At this point in my life, it feels very easy to put myself in the shoes of both Millie and Pinky. Though most of my peers whine about “getting old” and “adulting,” being 25 is technically closer to being a child than it is to middle aged. I can still feel the child I once was kicking around in my body; when my first instinct is to call my mom anytime something remotely bad happens, the urge to throw a fit any time I get tired or hungry, acting clingy around my friends because I don’t want our time together to end. It’s a process I wasn’t ready for; having to learn to balance those reactions. On the flipside, I am the same age as Millie. There’s also that internal struggle of trying to figure out what kind of woman I want to be. The suave lady of the house or the cool sexually liberated young woman? Both would be nice. Millie brings up the fear that in figuring out who I want to be I’ll come across as annoying. I wanted to be an adult so bad as a kid, but now I’m here and I still don’t know what I want that to mean. Like Pinky and Millie though, I look on to legitimate adulthood, the Willies of the world, with a mix of fear and awe. I find pregnancy terrifying. I find the idea of committing to a man who turns on me terrifying. But wandering around doing my art undisturbed does sound incredible.
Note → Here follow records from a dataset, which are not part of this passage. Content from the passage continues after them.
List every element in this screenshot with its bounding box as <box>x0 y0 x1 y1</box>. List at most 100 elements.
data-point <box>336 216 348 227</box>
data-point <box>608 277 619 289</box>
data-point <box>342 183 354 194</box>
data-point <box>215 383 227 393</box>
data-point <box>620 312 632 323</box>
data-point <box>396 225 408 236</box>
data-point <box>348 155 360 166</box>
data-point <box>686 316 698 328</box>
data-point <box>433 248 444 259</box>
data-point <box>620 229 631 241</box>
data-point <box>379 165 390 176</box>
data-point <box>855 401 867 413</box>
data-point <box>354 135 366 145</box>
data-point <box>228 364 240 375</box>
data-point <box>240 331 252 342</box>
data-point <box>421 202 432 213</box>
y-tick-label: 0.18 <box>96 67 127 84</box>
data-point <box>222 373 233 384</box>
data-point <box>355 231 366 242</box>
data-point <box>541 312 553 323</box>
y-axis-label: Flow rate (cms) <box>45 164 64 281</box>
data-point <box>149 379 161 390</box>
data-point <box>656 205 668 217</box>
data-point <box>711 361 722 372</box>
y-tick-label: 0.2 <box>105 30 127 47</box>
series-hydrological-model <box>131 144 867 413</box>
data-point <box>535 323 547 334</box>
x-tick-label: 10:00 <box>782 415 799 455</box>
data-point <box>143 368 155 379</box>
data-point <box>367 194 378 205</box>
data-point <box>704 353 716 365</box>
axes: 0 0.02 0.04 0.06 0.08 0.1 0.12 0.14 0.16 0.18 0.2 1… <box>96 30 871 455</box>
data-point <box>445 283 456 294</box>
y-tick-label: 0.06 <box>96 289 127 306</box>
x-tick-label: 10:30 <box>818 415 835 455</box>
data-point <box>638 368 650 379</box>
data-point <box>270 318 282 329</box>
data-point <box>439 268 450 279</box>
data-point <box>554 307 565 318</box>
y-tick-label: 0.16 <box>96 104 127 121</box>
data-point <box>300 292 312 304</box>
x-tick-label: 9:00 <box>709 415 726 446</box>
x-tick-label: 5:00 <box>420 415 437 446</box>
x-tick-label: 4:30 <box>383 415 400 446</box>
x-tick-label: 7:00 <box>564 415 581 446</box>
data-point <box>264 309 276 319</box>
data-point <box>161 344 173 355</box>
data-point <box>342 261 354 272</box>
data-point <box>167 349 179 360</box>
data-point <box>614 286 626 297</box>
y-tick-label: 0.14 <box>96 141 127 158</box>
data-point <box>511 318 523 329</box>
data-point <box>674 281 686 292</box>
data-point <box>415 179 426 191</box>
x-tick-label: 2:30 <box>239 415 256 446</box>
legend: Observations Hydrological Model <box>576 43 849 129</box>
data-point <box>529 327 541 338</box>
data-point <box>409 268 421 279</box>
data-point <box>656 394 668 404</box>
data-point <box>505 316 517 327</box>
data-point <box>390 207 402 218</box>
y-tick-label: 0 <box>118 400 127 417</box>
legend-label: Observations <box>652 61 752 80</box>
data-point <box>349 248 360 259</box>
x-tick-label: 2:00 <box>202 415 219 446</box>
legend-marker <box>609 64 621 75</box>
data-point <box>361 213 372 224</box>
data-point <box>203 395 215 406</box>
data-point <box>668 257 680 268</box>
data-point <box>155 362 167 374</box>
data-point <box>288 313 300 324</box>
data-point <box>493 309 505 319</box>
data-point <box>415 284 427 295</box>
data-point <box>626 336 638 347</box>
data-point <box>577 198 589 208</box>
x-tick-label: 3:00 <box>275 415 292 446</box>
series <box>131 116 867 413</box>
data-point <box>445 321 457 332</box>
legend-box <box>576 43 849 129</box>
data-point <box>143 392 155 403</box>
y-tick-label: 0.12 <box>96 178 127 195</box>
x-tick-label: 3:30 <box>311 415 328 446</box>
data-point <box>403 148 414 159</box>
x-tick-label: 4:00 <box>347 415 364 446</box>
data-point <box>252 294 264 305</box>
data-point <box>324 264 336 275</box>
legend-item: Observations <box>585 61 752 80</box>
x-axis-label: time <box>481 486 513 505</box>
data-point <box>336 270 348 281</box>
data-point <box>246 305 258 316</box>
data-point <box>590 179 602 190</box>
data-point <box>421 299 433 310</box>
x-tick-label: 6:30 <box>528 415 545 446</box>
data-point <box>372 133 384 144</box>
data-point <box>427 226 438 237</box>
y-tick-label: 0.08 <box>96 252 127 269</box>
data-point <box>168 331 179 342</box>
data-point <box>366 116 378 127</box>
I would be remiss to wrap up this meditation on 3 Women without mentioning the passing of its star, Shelley Duvall, this past July. Shelley was, and still is, a huge inspiration to me and I’m grateful I found this film of hers when I did. 3 Women was a key moment in her career. This was the final film in her run of exclusively working under Altman’s direction. He convinced her to be an actress after meeting her at a party in 1970 and she was effectively his muse for much of his career after that. She made six films in a row with him from 1970–1977 before branching off. He saw something incredible in her and (mostly) used her to her full potential. 3 Women was really her moment though. Shooting with no script, Duvall was given nothing but a story treatment (written by Patricia Resnick) to work off of when developing the role of Millie. In Altman’s words:
“[Millie’s] diary entries in the film and her recipes and all that stuff—her shopping lists and the things that she did and talked about—her makeup, her lipstick, her fantasy about how the boys all were after her when obviously none of them wanted to get near her. That all came from [Shelley]. And that diary of hers is just terrific. I couldn’t have done it and I don’t know a writer who could have done it as well as Shelley did.”
3 Women marked the end of her Altman exclusive run, going on to a supporting role in Annie Hall and, of course, The Shining right after. This film also marked her first time being recognized for the force she was by the rest of the industry with her Best Actress win at Cannes. Crazily, the only award she ever won outside of 3 Women was a Peabody Award for her children’s TV creation Faerie Tale Theatre (which is a totally deserving masterpiece).
Though she’d been in and out of the spotlight for the last few decades, Shelley Duvall’s starpower remained bright ever since her debut some 60 years ago and it will continue to do so for many to come. I for one am very excited to continue discovering her work and revisiting what her films mean to me.